Mark Hake, Merrill LynchHake hopes for better things from a leaner Taylor Woodrow this year. His materials choice is the unique Ultraframe. Taylor Woodrow (136p) 1999 was a pretty poor year in stock market terms for Taywood, but 2000 should be more upbeat. The contracting business is being shaped into a leaner, more focused operation; UK housing should remain resilient and the group’s North American arm will continue to enjoy good trading conditions. In commercial property, the timing of project completion should result in a sharp move upwards in development profit. Ultraframe (478.5p) This is a unique company, manufacturing conservatory roofs and roofing systems. In a growing market it has a dominant UK share with among the highest net and gross profit margins of any materials group, reflecting an extensive array of patents and a highly efficient manufacturing cost structure. A recent move into the USA promises to open up this market, which is 10 times the value of the UK’s.

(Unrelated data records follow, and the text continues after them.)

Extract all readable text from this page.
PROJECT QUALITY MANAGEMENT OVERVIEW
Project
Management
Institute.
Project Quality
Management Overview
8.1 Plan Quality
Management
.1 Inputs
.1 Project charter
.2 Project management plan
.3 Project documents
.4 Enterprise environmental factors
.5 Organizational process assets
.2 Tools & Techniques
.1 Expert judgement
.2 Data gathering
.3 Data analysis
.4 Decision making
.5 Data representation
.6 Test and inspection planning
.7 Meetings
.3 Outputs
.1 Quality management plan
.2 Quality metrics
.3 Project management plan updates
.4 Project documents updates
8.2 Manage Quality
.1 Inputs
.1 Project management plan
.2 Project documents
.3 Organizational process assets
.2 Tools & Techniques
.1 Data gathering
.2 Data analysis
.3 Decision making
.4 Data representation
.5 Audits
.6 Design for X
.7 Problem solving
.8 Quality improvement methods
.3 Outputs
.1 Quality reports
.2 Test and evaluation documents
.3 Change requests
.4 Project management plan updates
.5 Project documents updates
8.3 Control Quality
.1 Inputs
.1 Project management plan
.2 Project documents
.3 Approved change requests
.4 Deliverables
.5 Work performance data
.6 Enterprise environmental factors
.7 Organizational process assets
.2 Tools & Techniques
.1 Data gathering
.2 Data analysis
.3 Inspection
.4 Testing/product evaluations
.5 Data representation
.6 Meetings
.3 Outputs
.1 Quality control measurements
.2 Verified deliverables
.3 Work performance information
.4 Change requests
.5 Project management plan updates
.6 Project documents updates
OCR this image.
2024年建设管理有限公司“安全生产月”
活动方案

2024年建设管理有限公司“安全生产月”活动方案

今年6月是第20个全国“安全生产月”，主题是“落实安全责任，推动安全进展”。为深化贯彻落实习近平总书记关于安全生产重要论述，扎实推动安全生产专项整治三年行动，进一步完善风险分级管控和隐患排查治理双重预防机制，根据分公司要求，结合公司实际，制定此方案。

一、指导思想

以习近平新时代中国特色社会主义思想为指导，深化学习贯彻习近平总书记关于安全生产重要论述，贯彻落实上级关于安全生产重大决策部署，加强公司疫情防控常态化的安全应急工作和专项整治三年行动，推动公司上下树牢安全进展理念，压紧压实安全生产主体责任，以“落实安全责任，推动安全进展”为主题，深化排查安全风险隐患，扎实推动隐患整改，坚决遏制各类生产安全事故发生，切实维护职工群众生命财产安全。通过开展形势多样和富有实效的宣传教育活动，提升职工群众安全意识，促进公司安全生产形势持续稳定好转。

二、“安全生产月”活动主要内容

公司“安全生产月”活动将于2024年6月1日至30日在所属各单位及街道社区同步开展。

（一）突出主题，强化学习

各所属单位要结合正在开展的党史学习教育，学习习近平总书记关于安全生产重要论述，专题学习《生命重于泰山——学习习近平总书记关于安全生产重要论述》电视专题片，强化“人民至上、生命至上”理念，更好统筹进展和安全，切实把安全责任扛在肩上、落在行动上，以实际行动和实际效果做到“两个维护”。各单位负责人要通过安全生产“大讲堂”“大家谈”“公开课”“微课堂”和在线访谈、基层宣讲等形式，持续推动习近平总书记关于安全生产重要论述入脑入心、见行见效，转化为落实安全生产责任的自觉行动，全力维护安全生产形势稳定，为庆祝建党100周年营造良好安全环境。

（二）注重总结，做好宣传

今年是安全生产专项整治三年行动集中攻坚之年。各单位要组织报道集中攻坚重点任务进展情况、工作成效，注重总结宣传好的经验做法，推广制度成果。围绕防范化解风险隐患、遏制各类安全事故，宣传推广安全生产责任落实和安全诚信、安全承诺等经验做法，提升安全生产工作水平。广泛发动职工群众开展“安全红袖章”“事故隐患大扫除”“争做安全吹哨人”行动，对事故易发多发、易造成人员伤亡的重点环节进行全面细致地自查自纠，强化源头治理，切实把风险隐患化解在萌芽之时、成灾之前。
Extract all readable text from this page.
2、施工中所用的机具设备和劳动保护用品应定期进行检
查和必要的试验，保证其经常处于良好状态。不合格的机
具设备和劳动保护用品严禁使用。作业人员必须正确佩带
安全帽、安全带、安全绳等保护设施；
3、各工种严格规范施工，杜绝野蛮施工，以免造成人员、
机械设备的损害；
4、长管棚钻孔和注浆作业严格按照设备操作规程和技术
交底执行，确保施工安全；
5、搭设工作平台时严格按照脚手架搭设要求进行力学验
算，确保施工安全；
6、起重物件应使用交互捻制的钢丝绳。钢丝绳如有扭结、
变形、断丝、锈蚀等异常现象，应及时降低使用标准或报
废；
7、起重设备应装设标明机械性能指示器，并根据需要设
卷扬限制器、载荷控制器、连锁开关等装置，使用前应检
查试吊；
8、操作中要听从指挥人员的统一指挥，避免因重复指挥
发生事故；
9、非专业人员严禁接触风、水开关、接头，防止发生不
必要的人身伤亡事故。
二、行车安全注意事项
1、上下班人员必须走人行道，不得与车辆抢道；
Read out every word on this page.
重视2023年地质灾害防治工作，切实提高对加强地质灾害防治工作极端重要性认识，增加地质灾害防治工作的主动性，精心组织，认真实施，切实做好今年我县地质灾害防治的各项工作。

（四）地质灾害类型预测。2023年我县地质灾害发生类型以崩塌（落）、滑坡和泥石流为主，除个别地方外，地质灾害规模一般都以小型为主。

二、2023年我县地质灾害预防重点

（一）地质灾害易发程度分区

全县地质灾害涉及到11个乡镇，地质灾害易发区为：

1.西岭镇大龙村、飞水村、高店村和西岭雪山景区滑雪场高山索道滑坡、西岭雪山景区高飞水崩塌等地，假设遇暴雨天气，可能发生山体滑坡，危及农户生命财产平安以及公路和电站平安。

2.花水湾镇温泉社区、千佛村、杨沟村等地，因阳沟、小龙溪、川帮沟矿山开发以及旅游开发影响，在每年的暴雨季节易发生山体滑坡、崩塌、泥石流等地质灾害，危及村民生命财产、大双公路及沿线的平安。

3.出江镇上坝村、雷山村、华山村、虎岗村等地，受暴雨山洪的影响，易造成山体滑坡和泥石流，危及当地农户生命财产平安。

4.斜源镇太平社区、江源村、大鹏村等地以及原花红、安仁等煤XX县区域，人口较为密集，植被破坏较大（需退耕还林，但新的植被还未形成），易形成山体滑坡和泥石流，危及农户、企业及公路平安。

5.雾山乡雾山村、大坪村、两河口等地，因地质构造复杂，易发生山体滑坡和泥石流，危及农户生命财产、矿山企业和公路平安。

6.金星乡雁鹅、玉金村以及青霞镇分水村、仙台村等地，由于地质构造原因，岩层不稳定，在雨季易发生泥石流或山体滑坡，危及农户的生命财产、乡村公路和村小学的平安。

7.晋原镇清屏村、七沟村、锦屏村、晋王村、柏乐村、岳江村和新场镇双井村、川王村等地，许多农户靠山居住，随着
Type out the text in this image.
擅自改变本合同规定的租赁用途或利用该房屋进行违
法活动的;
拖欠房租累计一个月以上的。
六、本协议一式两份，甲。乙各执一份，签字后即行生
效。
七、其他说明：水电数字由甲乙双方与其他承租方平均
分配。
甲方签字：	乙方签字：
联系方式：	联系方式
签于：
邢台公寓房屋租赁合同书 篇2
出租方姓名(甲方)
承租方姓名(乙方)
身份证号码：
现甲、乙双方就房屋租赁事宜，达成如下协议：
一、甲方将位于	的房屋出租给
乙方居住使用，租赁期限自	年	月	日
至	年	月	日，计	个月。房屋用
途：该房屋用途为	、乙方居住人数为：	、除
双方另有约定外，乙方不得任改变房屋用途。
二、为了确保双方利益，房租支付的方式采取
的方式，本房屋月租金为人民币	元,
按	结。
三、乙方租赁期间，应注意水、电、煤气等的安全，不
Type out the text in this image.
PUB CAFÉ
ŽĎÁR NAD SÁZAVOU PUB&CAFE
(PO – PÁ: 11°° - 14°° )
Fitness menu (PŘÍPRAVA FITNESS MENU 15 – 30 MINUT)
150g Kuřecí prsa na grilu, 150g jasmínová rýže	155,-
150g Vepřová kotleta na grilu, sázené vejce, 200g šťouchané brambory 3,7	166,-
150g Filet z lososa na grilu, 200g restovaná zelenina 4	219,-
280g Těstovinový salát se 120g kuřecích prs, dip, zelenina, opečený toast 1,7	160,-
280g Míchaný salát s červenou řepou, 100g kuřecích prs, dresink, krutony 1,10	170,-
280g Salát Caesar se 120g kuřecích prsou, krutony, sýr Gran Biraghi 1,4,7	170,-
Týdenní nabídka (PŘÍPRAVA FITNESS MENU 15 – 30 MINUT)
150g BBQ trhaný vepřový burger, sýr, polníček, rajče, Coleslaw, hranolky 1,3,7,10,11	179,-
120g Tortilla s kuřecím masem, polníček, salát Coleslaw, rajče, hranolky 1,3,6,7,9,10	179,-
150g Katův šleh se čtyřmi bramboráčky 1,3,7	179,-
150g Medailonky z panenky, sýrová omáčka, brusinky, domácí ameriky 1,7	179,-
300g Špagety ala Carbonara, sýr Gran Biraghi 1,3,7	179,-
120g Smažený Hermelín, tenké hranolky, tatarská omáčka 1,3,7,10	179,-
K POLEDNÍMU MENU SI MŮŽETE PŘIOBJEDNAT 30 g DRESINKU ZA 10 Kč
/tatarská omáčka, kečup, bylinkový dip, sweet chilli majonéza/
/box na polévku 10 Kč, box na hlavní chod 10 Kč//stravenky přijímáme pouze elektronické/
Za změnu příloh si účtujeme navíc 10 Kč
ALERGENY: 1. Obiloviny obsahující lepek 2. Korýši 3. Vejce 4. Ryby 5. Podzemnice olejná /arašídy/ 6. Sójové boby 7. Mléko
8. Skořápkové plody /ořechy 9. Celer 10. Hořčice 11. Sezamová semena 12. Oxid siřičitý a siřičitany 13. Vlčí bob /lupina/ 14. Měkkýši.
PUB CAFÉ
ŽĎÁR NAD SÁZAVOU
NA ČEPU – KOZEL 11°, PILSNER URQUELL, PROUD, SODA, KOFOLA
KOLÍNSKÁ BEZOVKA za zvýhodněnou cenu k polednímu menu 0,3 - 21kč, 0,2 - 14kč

Mike Betts, JP MorganBetts has gone for Sir Neville Simms’ new baby. On the materials front, it is “vertical integrator” RMC all the way. Carillion (111.5p) We expect there to be consolidation in the contracting sector in 2000 and Carillion is more likely to be part of it than most. The management is also heavily incentivised to get the share price to perform – they have the chance to increase their investment tenfold if they can get the price to double in the next three years. RMC (817p) We are big fans of RMC’s acquisition of Rugby. It has started the vertical integration snowball rolling in the UK and others will follow. We eventually expect there to be three or four vertically integrated groups, each taking a 20-25% slice of the UK aggregates, ready-mixed concrete and cement markets. Our valuation of RMC is more than 1200p a share, 50% above the current share price. We also expect it to benefit from an improving market in Germany.